He's been feted from Tehran to Khartoum. He's made virulently anti-Israeli statements and reportedly collected pledges worth millions of dollars for his militant Palestinian organization.
Now, Sheik Ahmed Yassin, founder and charismatic spiritual leader of the Islamic group Hamas, is coming home to the Gaza Strip, his stature enhanced by a triumphal, four-month tour of the Middle East.
And he is likely to pose new challenges both for Israel and for Palestinian Authority President Yasser Arafat.
"Sheik Yassin has been received as a leader by the leaders of the Arab world and Iran," said Ziad abu Amr, a Palestinian legislator and political scientist. "That has increased his prestige and that of Hamas in the eyes of many Palestinians"--and has made his movement an even more formidable rival to Arafat's Palestinian Authority.
Hamas violently opposes the Israeli-Palestinian peace accords and is believed responsible for suicide bombings that have killed scores of Israeli civilians in the past three years.
Ever eager to co-opt his competition, Arafat recently invited Hamas and other opposition groups to consult on the appointment of a new Palestinian Cabinet. Hamas agreed to give Arafat the benefit of its "advice," as one official said this week, but flatly rejected the notion of joining his government.
And no wonder, judging by recent public opinion surveys.
Yassin's popularity among Palestinians, while low compared with Arafat's, is inching up. At the same time, support for Arafat, closely linked to the failing peace process with Israel, is dropping: 8% of Palestinians said in a recent poll that Yassin is the political figure they find most trustworthy, up from 5% last fall. In the same period, Arafat's standing dropped to 38% from 46%.
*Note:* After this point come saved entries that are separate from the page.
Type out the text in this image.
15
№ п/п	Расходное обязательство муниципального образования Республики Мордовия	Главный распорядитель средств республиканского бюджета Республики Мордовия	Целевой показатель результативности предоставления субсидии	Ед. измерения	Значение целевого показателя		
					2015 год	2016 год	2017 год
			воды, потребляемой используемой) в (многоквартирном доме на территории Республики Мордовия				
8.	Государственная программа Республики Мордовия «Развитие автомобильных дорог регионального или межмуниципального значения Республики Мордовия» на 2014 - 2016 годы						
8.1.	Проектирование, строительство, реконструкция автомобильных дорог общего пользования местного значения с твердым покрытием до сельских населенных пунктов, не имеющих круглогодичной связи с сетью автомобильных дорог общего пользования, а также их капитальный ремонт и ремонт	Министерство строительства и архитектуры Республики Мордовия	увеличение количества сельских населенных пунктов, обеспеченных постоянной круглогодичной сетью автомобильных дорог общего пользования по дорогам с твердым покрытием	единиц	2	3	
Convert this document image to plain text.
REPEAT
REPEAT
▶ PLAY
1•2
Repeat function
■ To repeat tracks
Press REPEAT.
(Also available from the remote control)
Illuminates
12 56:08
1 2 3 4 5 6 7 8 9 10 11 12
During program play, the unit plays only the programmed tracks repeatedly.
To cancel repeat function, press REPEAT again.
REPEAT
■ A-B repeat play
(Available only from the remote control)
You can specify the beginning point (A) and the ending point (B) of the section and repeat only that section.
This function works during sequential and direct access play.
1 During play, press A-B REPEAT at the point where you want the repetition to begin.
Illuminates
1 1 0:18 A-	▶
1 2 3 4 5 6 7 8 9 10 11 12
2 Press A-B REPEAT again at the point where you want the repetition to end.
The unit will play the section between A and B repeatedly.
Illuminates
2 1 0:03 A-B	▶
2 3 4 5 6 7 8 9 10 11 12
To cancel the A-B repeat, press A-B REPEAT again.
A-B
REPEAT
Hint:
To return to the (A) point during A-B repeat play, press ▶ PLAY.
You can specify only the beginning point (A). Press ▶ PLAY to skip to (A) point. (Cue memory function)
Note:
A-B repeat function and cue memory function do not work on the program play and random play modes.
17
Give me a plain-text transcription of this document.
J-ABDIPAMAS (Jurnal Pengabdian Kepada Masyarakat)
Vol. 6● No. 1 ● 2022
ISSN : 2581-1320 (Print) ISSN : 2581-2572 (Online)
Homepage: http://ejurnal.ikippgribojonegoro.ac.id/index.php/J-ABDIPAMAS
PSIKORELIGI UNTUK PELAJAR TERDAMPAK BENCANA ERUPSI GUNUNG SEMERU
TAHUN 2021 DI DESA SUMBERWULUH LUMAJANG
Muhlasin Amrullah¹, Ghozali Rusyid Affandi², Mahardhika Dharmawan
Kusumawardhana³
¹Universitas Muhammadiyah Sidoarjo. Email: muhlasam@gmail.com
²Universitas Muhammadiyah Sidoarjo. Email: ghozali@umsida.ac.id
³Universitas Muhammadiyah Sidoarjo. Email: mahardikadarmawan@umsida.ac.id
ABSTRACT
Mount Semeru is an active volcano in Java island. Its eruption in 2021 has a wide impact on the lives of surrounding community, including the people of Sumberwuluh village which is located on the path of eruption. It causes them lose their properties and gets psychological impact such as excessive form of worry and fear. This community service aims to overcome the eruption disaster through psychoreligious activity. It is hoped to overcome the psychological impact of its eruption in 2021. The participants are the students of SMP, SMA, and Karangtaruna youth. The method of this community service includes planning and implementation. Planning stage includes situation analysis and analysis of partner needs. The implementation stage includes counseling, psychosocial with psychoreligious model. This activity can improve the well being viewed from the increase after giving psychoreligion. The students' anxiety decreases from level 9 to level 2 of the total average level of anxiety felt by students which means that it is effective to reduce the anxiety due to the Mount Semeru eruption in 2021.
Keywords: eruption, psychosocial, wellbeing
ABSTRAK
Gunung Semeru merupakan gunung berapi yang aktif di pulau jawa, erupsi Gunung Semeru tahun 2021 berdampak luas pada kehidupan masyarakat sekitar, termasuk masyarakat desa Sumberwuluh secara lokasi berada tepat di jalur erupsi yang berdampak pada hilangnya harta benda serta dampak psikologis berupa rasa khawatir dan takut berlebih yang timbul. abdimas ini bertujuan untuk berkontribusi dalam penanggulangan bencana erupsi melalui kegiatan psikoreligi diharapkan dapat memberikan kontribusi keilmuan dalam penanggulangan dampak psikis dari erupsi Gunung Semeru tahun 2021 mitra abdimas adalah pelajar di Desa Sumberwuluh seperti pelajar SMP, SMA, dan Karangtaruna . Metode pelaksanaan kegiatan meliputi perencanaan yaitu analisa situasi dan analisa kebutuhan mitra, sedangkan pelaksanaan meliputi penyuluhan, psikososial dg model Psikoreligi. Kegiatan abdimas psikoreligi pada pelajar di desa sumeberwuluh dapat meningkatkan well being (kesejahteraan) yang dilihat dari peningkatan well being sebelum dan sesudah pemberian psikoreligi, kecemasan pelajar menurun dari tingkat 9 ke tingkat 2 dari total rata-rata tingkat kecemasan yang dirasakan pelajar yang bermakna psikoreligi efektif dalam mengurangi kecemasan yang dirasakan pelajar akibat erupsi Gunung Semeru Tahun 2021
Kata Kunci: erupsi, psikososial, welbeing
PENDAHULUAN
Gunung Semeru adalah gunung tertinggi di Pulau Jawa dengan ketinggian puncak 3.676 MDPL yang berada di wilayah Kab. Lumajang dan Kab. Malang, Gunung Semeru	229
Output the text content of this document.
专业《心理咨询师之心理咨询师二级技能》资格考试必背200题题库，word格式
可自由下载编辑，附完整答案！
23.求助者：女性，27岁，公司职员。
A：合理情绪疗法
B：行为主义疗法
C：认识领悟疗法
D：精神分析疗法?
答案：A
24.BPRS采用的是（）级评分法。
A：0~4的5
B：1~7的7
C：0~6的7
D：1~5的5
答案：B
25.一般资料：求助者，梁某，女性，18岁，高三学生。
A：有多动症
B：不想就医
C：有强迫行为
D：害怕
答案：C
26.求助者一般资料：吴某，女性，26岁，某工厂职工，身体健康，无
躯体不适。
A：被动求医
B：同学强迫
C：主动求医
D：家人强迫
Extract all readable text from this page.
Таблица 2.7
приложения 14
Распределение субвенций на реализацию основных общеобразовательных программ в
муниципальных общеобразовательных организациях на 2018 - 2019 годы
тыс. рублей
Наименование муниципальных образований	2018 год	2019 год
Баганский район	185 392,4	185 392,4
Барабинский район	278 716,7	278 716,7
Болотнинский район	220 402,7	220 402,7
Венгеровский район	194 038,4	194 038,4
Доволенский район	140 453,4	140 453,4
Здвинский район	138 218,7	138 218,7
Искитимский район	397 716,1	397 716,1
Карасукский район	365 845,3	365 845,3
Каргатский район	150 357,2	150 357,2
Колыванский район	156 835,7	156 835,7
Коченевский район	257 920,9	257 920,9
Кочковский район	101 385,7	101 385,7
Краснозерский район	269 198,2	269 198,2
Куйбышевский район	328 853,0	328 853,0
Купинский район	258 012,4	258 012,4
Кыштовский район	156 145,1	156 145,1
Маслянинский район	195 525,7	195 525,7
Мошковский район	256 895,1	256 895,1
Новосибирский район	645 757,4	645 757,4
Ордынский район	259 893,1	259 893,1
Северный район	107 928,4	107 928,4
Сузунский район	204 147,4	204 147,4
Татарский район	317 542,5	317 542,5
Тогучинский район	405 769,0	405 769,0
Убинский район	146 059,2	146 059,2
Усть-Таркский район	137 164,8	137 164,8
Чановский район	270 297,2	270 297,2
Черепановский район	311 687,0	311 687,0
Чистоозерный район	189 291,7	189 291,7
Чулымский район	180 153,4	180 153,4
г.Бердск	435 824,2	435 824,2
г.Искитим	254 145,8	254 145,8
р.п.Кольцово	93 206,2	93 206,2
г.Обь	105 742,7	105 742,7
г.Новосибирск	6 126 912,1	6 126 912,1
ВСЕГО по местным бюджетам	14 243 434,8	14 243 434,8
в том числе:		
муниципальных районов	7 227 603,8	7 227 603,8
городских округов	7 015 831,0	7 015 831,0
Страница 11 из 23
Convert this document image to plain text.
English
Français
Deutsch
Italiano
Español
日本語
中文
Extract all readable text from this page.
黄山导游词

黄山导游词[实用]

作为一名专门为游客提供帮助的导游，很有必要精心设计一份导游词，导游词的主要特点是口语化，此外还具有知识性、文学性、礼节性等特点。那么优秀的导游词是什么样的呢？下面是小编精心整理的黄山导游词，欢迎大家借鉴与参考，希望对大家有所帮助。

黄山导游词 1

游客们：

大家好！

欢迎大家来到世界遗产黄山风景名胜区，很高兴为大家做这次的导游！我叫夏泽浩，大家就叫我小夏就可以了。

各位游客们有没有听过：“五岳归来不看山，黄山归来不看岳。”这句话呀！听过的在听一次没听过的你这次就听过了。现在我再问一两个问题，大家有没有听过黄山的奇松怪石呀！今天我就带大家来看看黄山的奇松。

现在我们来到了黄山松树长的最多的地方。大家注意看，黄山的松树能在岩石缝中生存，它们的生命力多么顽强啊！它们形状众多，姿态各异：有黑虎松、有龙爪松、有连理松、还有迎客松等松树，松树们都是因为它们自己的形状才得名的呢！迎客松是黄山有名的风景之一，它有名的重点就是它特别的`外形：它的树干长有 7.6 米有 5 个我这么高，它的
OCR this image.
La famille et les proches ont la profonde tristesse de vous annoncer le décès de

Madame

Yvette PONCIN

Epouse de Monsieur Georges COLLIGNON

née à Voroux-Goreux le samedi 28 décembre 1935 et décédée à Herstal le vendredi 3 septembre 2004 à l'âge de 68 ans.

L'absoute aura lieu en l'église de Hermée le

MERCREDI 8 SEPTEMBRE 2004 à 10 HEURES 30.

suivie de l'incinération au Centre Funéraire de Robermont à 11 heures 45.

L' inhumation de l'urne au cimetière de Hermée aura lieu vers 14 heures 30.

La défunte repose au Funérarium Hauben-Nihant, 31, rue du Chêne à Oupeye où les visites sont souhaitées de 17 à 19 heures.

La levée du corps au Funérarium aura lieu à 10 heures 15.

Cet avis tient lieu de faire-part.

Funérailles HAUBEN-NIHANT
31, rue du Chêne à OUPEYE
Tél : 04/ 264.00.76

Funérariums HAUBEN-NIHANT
Yassin, 62, was freed from an Israeli prison last fall in exchange for the release of two Israeli agents who had tried to kill a top Hamas political leader in Jordan. He is expected to return to Gaza within a week.
He set out Feb. 19 on a visit to Cairo for medical treatment. But Yassin, who is blind, nearly deaf and confined to a wheelchair, then embarked on a journey that might have exhausted many a younger, healthier man.
He visited Saudi Arabia, Qatar, the United Arab Emirates, Yemen, Iran, Kuwait and Sudan. He was greeted in each country with the ceremony accorded a head of state. Some nations, like Kuwait, bear grudges against Arafat for his backing of Iraq in the Persian Gulf War and were eager to bestow favors on a rival. Others, including Saudi Arabia, sought to mollify their own Islamic opposition movements by supporting Yassin.
He was quick to take advantage of his standing to publicize Hamas goals. Talks with Israel are "a waste of time," he said in Damascus, the Syrian capital. "The first quarter of the next century will witness the elimination of the Zionist entity and the establishment of the Palestinian state over the whole of Palestine."
He reportedly raised about $50 million, including $25 million from a member of the Saudi royal family. But he said the money will be used to support Hamas' network of social welfare programs, including children's camps, medical clinics and orphanages, and not what it calls its "military operations."
Still, many people, Israelis and Palestinians alike, have found his tireless fund-raising and militant statements unsettling, with analysts on both sides estimating that the peace process is now so fragile that one more suicide attack could derail it for good.
But even without such attacks, Yassin's new prestige could make progress toward peace--for Arafat and others--even more difficult than before. "Hamas is likely now to adopt a more activist internal policy," said Khalil Shikaki, head of the Center for Palestine Research and Studies in the West Bank town of Nablus. "That could begin to really threaten Mr. Arafat."